Le 13 avril 2000 est sanctionnée une loi canadienne fédérale similaire. Elle reprend le texte d’un Code type de la CSA (Association canadienne de normalisation), fruit de cinq ans de délibérations entre représentants de citoyens (membres de la Table et alliés canadiens), secteurs industriels et organismes gouvernementaux.

Le réel commencement

Substantiellement, les lois de protection des renseignements personnels protègent peu les individus. Elles relèvent d’une politique symbolique aisément récupérable par les utilisateurs publics et privés de nos informations produites en quantités croissantes. Car, ici comme ailleurs dans le monde, ces lois n’énoncent rien d’autre que des principes de bonne gestion d’informations.

Cependant, ces lois exigent que les finalités et usages d’informations soient publiés.

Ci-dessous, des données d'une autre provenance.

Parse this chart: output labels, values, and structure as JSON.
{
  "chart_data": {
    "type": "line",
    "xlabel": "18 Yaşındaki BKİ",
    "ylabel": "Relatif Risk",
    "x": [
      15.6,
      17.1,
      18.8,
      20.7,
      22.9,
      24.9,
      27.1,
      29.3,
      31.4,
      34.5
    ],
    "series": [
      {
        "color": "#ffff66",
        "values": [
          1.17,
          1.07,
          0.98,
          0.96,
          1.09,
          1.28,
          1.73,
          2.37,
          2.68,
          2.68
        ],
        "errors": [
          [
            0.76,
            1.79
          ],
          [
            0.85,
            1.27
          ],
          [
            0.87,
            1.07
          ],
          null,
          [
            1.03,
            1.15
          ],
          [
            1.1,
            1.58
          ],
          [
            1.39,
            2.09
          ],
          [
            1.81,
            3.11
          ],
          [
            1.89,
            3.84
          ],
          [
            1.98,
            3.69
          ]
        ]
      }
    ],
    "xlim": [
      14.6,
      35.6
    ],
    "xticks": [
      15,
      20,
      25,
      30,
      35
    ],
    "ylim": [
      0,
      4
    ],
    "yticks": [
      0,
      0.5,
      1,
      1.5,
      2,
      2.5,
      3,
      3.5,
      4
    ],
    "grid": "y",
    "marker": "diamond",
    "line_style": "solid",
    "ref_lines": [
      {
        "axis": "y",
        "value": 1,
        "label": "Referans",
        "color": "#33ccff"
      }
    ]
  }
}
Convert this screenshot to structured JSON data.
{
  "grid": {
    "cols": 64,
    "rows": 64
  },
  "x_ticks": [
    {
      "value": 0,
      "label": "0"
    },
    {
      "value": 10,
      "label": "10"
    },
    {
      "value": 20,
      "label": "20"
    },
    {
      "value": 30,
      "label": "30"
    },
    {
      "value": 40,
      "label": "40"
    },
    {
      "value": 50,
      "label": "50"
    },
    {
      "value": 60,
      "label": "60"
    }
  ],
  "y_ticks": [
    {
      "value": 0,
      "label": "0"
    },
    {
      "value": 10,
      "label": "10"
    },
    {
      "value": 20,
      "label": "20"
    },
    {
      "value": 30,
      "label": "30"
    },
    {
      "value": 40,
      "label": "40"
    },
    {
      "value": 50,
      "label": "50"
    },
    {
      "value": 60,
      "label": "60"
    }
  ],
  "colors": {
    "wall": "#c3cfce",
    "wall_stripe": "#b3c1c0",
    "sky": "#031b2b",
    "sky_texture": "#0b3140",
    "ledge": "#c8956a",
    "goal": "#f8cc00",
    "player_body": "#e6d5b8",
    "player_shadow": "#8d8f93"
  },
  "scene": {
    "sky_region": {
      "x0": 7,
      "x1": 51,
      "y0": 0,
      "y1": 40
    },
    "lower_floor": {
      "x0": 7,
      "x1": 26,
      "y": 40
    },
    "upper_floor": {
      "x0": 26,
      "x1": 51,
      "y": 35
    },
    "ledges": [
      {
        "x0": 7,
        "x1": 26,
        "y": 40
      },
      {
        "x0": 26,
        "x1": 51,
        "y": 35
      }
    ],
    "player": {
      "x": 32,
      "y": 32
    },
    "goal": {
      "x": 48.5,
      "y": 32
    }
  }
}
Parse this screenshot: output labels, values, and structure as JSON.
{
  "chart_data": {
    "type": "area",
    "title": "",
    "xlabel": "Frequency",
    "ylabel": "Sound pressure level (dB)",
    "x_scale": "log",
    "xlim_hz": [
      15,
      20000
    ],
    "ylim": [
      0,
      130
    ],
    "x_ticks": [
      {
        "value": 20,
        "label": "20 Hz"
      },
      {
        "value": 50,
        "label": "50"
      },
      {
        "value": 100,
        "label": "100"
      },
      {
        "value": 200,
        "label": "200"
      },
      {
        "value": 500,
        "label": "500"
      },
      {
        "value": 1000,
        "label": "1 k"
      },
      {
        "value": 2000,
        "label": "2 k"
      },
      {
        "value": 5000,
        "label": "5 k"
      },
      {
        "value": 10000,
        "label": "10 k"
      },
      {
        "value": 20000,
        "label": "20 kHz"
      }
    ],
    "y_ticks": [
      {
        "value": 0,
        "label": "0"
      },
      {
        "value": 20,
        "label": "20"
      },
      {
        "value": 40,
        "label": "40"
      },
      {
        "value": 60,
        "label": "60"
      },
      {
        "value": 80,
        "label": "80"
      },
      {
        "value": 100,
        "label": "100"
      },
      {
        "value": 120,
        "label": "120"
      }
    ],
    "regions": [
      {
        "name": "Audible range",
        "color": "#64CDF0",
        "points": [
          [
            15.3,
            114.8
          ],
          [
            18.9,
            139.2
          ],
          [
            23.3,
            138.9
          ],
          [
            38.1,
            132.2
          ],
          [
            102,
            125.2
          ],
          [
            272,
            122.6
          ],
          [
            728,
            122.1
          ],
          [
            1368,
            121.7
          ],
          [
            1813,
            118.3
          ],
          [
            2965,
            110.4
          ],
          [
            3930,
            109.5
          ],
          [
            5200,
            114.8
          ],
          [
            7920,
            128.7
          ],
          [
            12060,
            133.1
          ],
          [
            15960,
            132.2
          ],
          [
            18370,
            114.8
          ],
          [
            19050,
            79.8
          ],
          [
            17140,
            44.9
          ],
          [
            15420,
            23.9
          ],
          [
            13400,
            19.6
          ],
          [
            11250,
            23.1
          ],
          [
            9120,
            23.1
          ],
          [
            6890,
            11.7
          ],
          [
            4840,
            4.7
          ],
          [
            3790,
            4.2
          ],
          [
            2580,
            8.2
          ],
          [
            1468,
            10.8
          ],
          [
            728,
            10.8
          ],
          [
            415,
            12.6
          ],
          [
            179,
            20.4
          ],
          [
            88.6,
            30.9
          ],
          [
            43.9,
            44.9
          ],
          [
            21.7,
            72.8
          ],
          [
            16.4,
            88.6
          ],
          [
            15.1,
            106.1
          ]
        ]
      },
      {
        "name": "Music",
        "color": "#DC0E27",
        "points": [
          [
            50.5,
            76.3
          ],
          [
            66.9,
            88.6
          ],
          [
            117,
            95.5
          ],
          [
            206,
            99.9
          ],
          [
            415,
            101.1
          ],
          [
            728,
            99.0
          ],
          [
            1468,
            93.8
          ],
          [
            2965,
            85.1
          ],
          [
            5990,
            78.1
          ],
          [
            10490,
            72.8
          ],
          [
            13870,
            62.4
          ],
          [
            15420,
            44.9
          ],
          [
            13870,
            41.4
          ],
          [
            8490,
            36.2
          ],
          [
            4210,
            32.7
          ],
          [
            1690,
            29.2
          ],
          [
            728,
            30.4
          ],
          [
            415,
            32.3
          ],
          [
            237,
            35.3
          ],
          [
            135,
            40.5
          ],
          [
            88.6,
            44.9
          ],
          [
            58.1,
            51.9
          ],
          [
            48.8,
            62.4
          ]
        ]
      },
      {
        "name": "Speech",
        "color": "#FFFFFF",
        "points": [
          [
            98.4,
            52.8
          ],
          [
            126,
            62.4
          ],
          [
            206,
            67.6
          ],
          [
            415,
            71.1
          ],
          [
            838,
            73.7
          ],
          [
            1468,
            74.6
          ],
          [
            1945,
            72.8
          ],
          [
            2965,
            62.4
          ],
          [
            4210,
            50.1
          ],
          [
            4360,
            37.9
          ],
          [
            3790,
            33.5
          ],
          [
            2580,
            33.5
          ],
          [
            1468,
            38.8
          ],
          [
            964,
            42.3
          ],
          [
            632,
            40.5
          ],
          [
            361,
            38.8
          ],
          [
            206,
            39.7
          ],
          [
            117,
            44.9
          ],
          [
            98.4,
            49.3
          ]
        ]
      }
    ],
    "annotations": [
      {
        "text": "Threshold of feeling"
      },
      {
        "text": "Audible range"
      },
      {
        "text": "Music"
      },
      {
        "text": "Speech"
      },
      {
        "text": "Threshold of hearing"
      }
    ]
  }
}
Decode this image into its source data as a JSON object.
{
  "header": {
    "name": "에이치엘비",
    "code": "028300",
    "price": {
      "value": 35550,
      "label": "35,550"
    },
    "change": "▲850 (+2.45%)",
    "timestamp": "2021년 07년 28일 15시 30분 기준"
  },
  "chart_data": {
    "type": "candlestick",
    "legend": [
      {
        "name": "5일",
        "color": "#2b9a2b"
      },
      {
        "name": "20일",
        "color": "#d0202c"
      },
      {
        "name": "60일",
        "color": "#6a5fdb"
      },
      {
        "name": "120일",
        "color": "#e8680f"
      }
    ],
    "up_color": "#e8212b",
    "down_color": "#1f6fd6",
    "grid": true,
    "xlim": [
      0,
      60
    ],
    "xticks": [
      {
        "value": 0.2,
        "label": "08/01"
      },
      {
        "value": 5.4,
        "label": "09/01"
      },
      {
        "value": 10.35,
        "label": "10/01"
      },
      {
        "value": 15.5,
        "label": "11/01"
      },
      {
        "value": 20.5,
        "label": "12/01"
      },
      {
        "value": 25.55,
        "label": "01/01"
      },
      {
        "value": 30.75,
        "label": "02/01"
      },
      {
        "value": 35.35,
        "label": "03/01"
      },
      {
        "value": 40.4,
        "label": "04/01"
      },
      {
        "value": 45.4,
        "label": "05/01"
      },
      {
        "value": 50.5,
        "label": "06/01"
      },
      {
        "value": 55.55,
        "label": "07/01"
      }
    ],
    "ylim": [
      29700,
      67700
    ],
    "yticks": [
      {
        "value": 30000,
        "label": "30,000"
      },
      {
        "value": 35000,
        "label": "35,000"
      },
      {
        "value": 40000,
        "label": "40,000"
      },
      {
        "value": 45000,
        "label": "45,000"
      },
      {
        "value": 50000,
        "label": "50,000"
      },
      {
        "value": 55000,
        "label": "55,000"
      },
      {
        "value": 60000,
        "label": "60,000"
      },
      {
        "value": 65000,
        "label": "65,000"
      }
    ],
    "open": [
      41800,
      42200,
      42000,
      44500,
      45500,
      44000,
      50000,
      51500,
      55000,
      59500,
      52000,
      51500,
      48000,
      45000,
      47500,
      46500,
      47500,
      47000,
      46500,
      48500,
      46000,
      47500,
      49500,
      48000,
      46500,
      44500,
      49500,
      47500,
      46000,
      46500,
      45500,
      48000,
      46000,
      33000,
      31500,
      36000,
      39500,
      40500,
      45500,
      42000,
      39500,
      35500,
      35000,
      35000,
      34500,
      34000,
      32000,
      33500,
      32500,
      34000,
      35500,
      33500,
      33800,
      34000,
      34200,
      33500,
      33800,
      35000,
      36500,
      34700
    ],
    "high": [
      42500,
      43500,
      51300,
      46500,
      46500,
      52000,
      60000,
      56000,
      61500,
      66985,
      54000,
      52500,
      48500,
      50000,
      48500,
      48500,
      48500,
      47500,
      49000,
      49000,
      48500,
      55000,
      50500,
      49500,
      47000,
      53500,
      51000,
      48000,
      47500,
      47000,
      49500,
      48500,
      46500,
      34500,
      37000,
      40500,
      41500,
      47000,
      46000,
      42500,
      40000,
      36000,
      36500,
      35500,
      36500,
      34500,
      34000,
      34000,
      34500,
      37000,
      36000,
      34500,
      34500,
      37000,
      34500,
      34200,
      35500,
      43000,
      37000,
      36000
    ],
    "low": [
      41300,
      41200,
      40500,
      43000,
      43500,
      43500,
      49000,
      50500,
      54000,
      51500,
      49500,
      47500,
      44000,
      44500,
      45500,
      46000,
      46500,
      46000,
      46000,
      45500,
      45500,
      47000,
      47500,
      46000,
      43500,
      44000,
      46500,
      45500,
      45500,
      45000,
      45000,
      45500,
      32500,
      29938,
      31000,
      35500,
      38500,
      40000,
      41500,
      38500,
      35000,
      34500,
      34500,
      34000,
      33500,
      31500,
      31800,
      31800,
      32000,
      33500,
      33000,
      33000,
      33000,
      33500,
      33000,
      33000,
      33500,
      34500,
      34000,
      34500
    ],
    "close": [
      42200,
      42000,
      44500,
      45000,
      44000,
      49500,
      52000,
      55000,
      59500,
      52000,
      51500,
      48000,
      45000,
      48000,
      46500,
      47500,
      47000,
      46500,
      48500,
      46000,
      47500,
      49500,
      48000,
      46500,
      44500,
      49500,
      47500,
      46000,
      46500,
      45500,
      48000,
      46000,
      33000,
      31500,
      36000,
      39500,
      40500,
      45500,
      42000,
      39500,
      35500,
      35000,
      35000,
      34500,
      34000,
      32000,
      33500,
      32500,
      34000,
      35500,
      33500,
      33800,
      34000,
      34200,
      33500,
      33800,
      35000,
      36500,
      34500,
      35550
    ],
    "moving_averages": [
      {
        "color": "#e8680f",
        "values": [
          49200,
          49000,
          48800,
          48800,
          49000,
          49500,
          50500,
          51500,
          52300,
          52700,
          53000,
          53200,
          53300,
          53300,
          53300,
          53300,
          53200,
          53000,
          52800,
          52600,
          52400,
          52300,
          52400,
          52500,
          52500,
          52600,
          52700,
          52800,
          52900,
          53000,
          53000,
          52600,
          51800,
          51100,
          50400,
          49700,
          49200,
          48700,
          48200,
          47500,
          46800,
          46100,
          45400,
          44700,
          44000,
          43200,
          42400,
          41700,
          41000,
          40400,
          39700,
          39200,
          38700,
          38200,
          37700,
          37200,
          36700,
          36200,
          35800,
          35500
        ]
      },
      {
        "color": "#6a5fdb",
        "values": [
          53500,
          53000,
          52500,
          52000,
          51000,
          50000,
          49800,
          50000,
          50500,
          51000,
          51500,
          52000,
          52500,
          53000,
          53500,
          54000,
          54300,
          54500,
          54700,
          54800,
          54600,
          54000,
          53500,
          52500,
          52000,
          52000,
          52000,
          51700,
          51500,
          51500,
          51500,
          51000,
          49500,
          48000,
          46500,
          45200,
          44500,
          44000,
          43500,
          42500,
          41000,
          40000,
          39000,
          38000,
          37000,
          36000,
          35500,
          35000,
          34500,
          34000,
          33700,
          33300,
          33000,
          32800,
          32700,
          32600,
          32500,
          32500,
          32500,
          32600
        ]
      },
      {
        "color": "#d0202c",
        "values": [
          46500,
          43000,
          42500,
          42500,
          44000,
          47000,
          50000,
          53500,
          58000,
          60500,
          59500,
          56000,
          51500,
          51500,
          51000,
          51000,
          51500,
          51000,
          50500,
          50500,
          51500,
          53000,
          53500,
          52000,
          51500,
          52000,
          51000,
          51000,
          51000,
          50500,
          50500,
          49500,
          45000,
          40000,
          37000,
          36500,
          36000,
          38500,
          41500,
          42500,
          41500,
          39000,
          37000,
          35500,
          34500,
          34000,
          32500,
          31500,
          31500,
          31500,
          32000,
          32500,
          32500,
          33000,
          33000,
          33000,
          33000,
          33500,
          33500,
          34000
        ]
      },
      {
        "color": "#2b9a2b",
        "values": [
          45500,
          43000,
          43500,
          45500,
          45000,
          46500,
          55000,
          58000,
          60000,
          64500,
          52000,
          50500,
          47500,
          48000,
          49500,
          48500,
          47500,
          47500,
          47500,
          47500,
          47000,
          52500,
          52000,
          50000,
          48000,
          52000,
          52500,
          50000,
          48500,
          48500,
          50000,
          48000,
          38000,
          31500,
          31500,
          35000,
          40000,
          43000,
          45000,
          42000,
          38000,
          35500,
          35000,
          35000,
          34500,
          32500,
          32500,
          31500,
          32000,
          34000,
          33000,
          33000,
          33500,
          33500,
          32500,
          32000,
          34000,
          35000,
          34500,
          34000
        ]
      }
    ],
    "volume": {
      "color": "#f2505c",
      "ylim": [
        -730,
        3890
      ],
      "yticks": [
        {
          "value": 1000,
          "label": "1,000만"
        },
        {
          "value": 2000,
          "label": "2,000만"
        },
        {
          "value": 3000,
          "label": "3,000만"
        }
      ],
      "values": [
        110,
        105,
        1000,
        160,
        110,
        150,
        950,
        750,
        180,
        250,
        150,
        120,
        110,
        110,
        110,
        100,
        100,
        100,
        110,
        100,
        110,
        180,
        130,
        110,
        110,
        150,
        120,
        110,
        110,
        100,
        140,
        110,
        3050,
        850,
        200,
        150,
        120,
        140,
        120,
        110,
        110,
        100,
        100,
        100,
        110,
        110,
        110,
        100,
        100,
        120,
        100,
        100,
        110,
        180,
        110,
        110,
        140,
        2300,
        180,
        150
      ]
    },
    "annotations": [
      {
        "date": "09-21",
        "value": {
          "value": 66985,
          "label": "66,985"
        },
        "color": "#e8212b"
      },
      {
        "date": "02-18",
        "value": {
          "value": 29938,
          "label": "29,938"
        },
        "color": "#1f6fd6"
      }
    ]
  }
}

Elles lèvent le voile sur comment les systèmes d’information régissent de plus en plus efficacement nos rapports interpersonnels. Cette transparence nous permet de discuter, par exemple, de l’informatisation de nos données médicales, des utilisations de nos informations personnelles sur les médias sociaux ou comment un recensement doit être réalisé.

Citoyens informatisés, nous apprenons peu à peu à débattre de ces formes de régulation, notamment à l’aune de tous les droits et libertés.